受付と簡単な説明を済ませ、靴を脱いで入るタイプの密室に閉じ込められてから約十分後。低い天井のせいか少し圧迫感のあるここには脱出するための鍵を探すべく動き回る姫宮と──その気配を感じながら端に体育座りし、ぎゅっ、と両目を瞑る俺。
──こんなに怖いとは思わなかった……!
「俺の存在意義がない……」
「いやいや、さっきの謎は猪狩くんが解いてくれなかったら詰んでたよ」
入室するなり目に飛び込んできた女性の幽霊の映像に大絶叫した俺はすっかり戦意喪失していたが、『終わるまで目瞑ってて良いよ。謎解きだけ読むから手伝って』という姫宮の気遣いのおかげでかろうじてリタイアせずにいた。
「あ。今、絶対に目開けないで」
「わ、分かった」
「うわやば。よくこんな仕掛け作ったな……」
俺に念押しした後、素の姫宮が小さくぼやく。一体どんなことになっているんだ……。
「またこういう無茶ぶりされたらすぐに俺呼んで。特に苦手なものとかないから、今日みたいに付き合えると思う」
次に発せられたのは俺に宛てたものだ。壁際でカチャカチャ音がするから、謎解きをしながら話しているのが容易に想像できる。
「……ありがとう……」
姿は見えないが、すぐ近くにある姫宮の気配は俺より小柄なことを忘れそうなくらい頼もしい。しかも──……。

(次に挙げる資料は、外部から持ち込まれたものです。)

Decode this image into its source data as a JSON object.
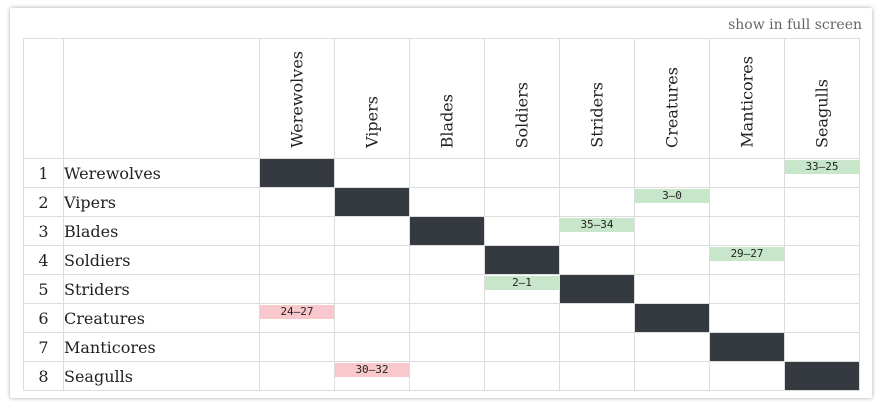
{
  "fullscreen_label": "show in full screen",
  "teams": [
    "Werewolves",
    "Vipers",
    "Blades",
    "Soldiers",
    "Striders",
    "Creatures",
    "Manticores",
    "Seagulls"
  ],
  "colors": {
    "self": "#343a40",
    "win": "#c8e6c9",
    "loss": "#f8c8cc"
  },
  "results": [
    {
      "row": 1,
      "col": 8,
      "score": "33–25",
      "outcome": "win"
    },
    {
      "row": 2,
      "col": 6,
      "score": "3–0",
      "outcome": "win"
    },
    {
      "row": 3,
      "col": 5,
      "score": "35–34",
      "outcome": "win"
    },
    {
      "row": 4,
      "col": 7,
      "score": "29–27",
      "outcome": "win"
    },
    {
      "row": 5,
      "col": 4,
      "score": "2–1",
      "outcome": "win"
    },
    {
      "row": 6,
      "col": 1,
      "score": "24–27",
      "outcome": "loss"
    },
    {
      "row": 8,
      "col": 2,
      "score": "30–32",
      "outcome": "loss"
    }
  ]
}
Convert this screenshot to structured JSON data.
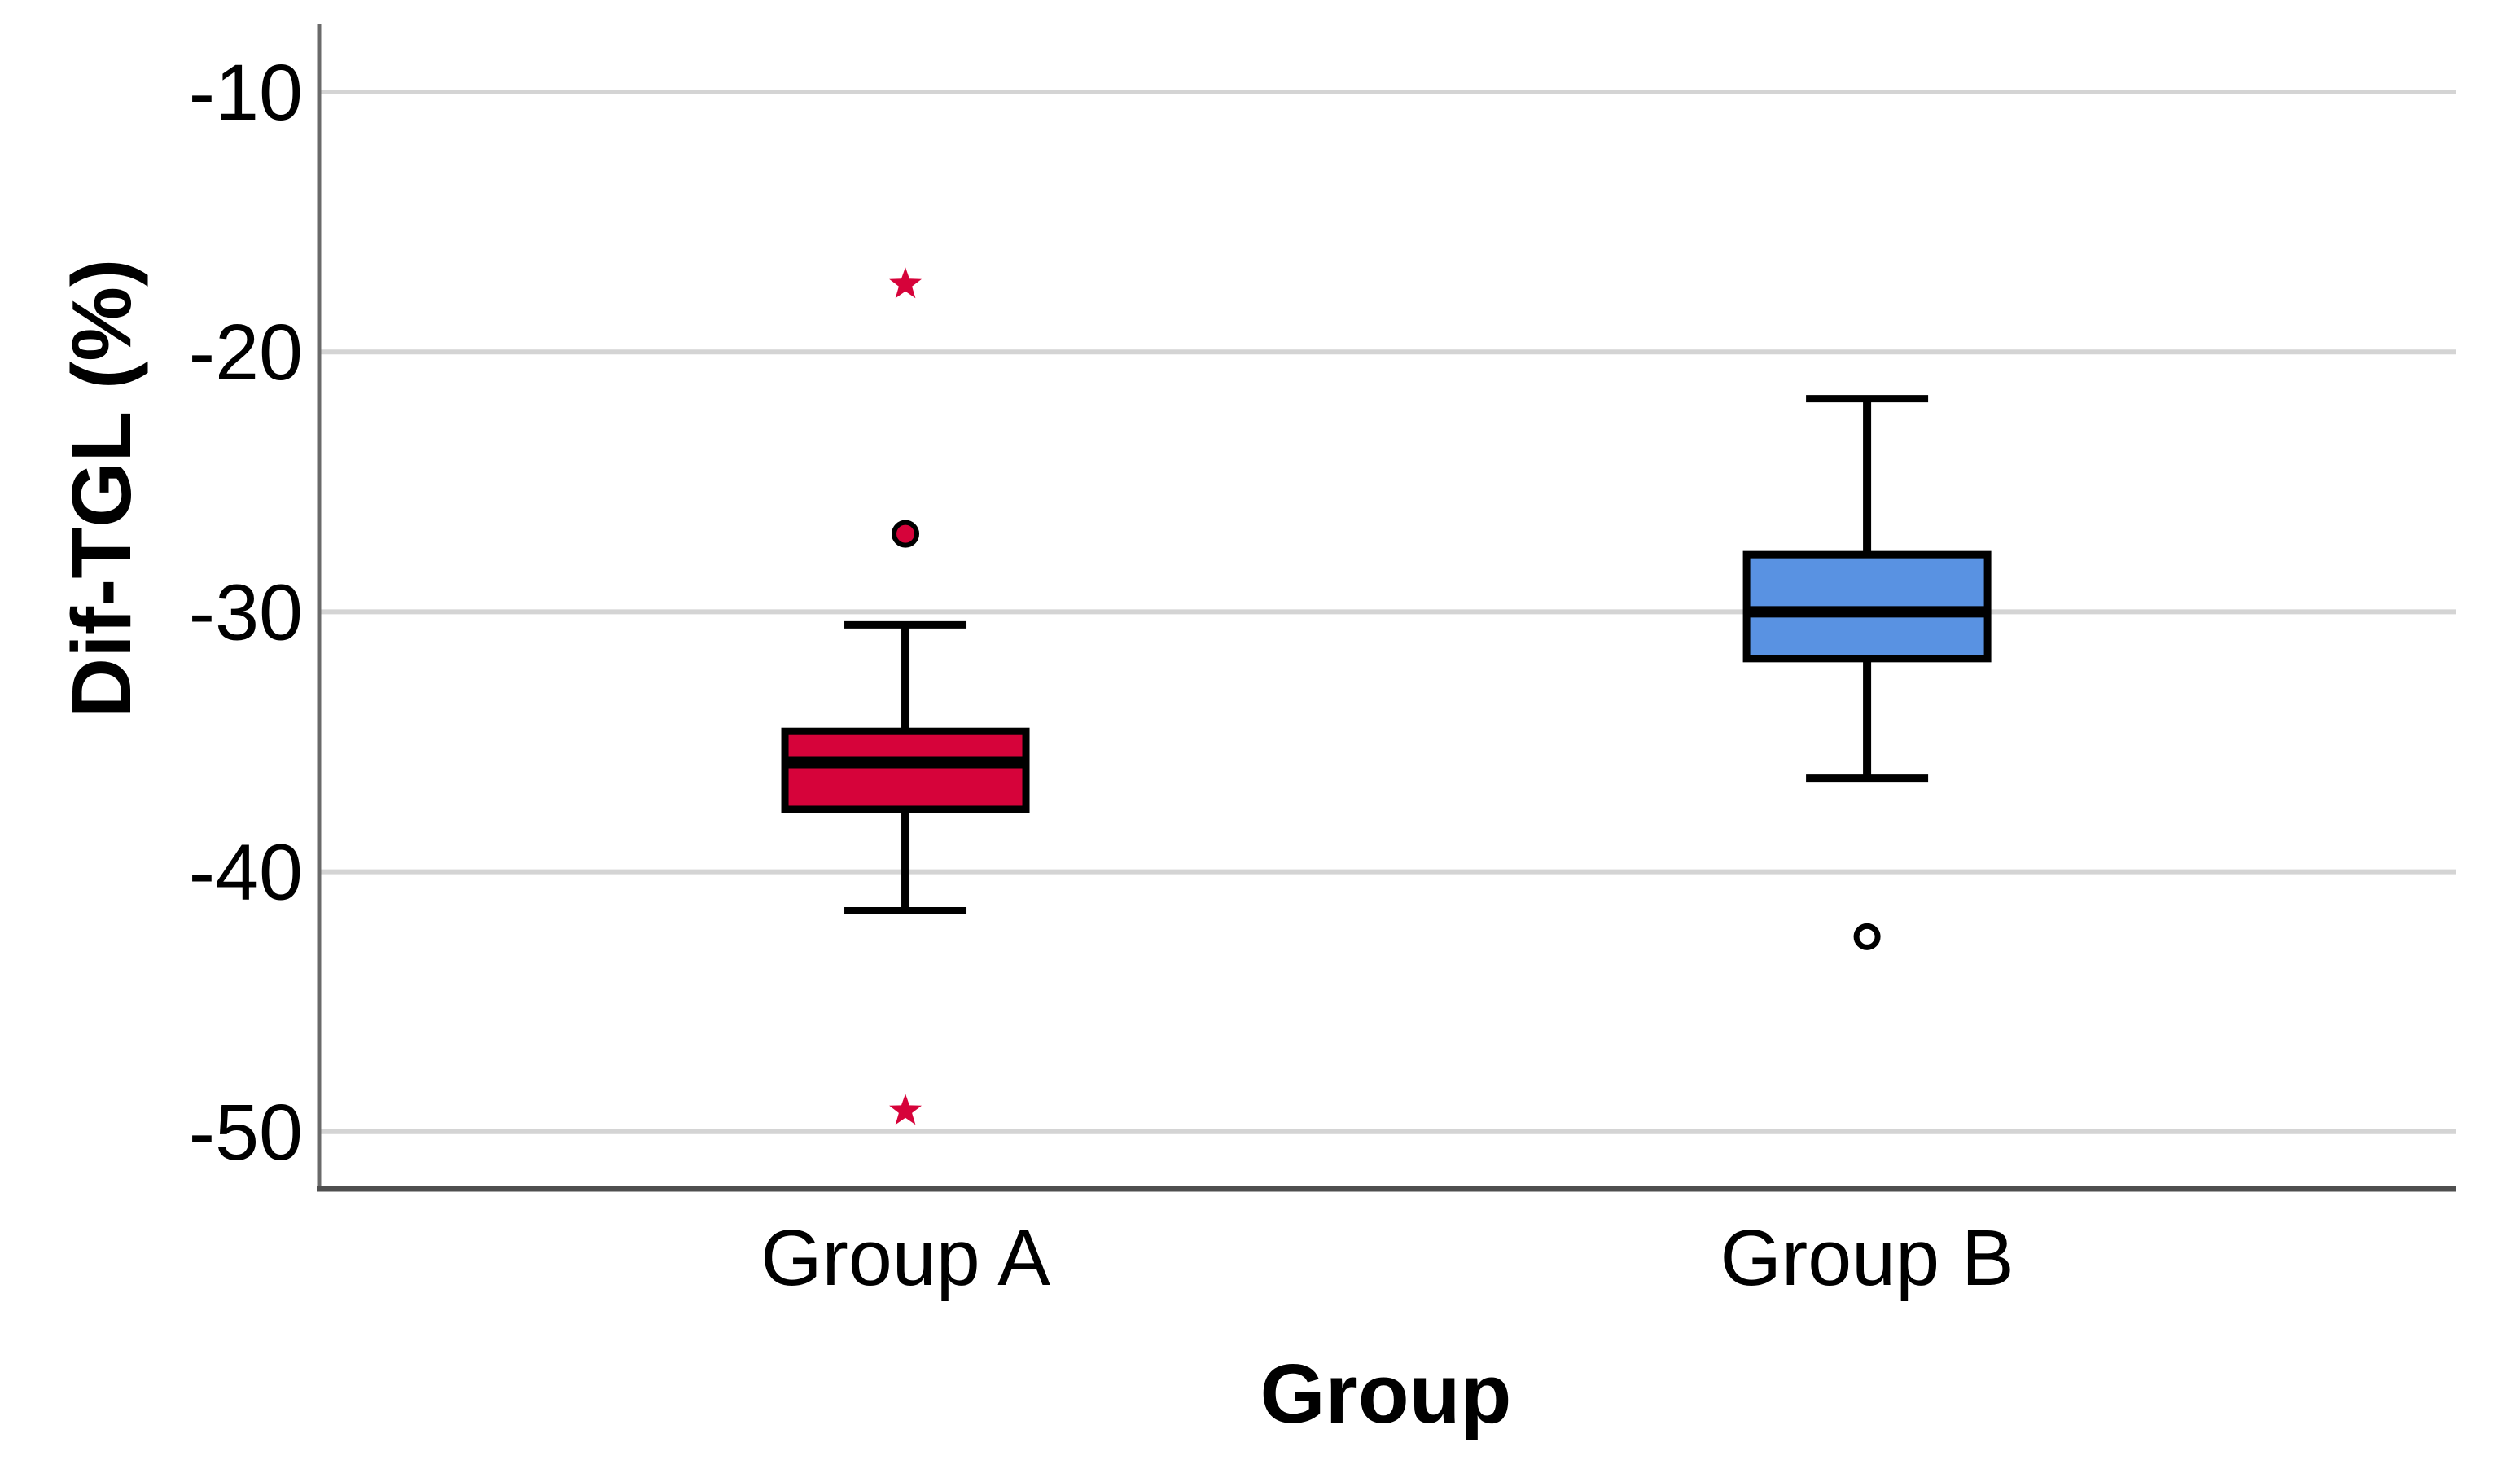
{
  "chart_data": {
    "type": "boxplot",
    "title": "",
    "xlabel": "Group",
    "ylabel": "Dif-TGL (%)",
    "categories": [
      "Group A",
      "Group B"
    ],
    "yticks": [
      -10,
      -20,
      -30,
      -40,
      -50
    ],
    "ylim_top": -7.4,
    "ylim_bottom": -52.2,
    "grid": "horizontal-gridlines",
    "legend": "none",
    "series": [
      {
        "name": "Group A",
        "box_color": "#D6033A",
        "whisker_low": -41.5,
        "q1": -37.6,
        "median": -35.8,
        "q3": -34.6,
        "whisker_high": -30.5,
        "outliers": [
          {
            "value": -17.4,
            "marker": "star"
          },
          {
            "value": -27.0,
            "marker": "filled-circle"
          },
          {
            "value": -49.2,
            "marker": "star"
          }
        ]
      },
      {
        "name": "Group B",
        "box_color": "#5992E2",
        "whisker_low": -36.4,
        "q1": -31.8,
        "median": -30.0,
        "q3": -27.8,
        "whisker_high": -21.8,
        "outliers": [
          {
            "value": -42.5,
            "marker": "open-circle"
          }
        ]
      }
    ],
    "colors": {
      "gridline": "#D4D4D4",
      "y_axis_line": "#6A6A6A",
      "x_axis_line": "#4F4F4F",
      "box_border": "#000000",
      "median_line": "#000000",
      "whisker": "#000000",
      "tick_text": "#000000",
      "open_circle_fill": "#FFFFFF"
    }
  }
}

「泣き叫んでみっともないところ見せたのに……笑わないんだな」
「笑うわけないよ。可愛いとは思っちゃったけど」
「まっ、またそんな……」
相変わらずカチャカチャ鳴らすなか姫宮が悪びれず言うものだから、しっかり目を瞑りつつ声を張り上げる俺。
「いい加減その冗談やめてくれっ。俺の見た目であんな情けない悲鳴を上げて……可愛いわけがないだろう!」
「冗談なんかじゃないよ」
「うっ……」
渾身の訴えを短く返されてさすがに怯む。どうして姫宮はこんなに頑ななんだ。俺が“可愛い”だなんて、誰の共感も得られないだろうに。
「……あれ……?」
そこで突然、閉じた瞼の向こうで控えめに揺れていた照明が陰った。壁際で姫宮がずっと鳴らしていたカチャカチャ音も聞こえなくなり、俺は一人にされてしまったのかと不安が襲う。いてもたってもいられなくなり、それまでぎゅっと閉じていた両目をおそるおそる開いた瞬間──ここ最近毎日のように見ていた端正な顔が視界のほとんどを占めており呼吸が止まった。
「姫宮っ、ち、近…!」
「猪狩くんは、可愛いって言われるの嫌?」
「え……?」
体育座りする俺の前にしゃがみ顔を覗き込んでくる姫宮は、目が合ったのを確認するとゆっくり口を開く。
「からかってるつもりはなくて、本心だったんだけど……君が嫌ならもう絶対に言わない」
「あ、あの」
「教えて?猪狩くんの気持ち」
今の姫宮は学ラン姿で、学校で“みくりん”と呼ばれ愛でられてる時と同じなのに低い声音とか……冷静にこちらを見据える眼差しが決定的に違う。これをはぐらかすのは無理だと本能が悟った。
「……じゃない」
「ん?」
「嫌じゃ、ない。ずっと言われてみたかったから……むしろ嬉しい」
ここまで言って良いのだろうか。姫宮の背後の画面には物凄い形相でこちらに手を伸ばす幽霊がばっちり確認出来るけど、怖がる余裕がない。
「でも俺は今まで可愛いなんて言われたことないし、月島たちに聞かれたら姫宮が馬鹿にされる……」
“姫”の感性って結構アレなんだなと、鼻で笑う月島が目に浮かぶ。俺のせいで姫宮がネタにされたら──考えるだけで目頭が熱くなる。
「俺はそんなの気にしない」
だけど姫宮は本当に気にしていないようで、眼前を遮る自分の前髪を雑にかき上げながら事もなげに言う。
「ホラー苦手なのに劇のためにってここまで来て、怖いの頑張って我慢してる猪狩くん可愛いよ。『姫宮と一緒なら頑張れる』って涙目で言ってきたのもすごく可愛くて──俺以外にはやらないでほしいって思った」
「そ、それは言い過ぎだ……!」
「照れると目を合わせてくれなくなるところも可愛い」
「……っ」
タガが外れたように“可愛い”を連発する姫宮に困り果ててしまう。それすら嫌じゃないと、向こうは知っている分なお質が悪い。とはいえこれが続くと心臓がもたない……そう悩み始めた頃、姫宮の後ろの画面が弾けたように消え、扉の鍵がガチャッ、という音と共に回るのが見えた。
「あ、鍵開いたね。さっき送った答えが合ってたみたい」
「終わったのか……」
申し訳程度についていた証明が眩しいくらいに明るくなり、それを合図に姫宮が離れていく。少し名残惜しいと思ってしまったのは黙っておこう……。
「お兄さんめっちゃ叫んでましたねー」
「怖いのダメなのにお疲れ様でした!」
序盤の俺の大絶叫を姫宮のものだと勘違いしたらしい二人の若い女性スタッフが、そちらに声をかけている。しかし姫宮はあれは自分じゃないと訂正せず、「ほんと怖かったですー」と軽く笑いながら退場ゲートから出て行く。
「あの人メロ……!インステ聞きに行く!?」
「私ら仕事中なんだからやめようよ……。なんか怖そうな人が付いてるし」
ひそひそ声が指す“怖そうな人”とは俺のことだろうが──直前に大量摂取した“可愛い”のおかげだろうか、全く傷つくことはなかった。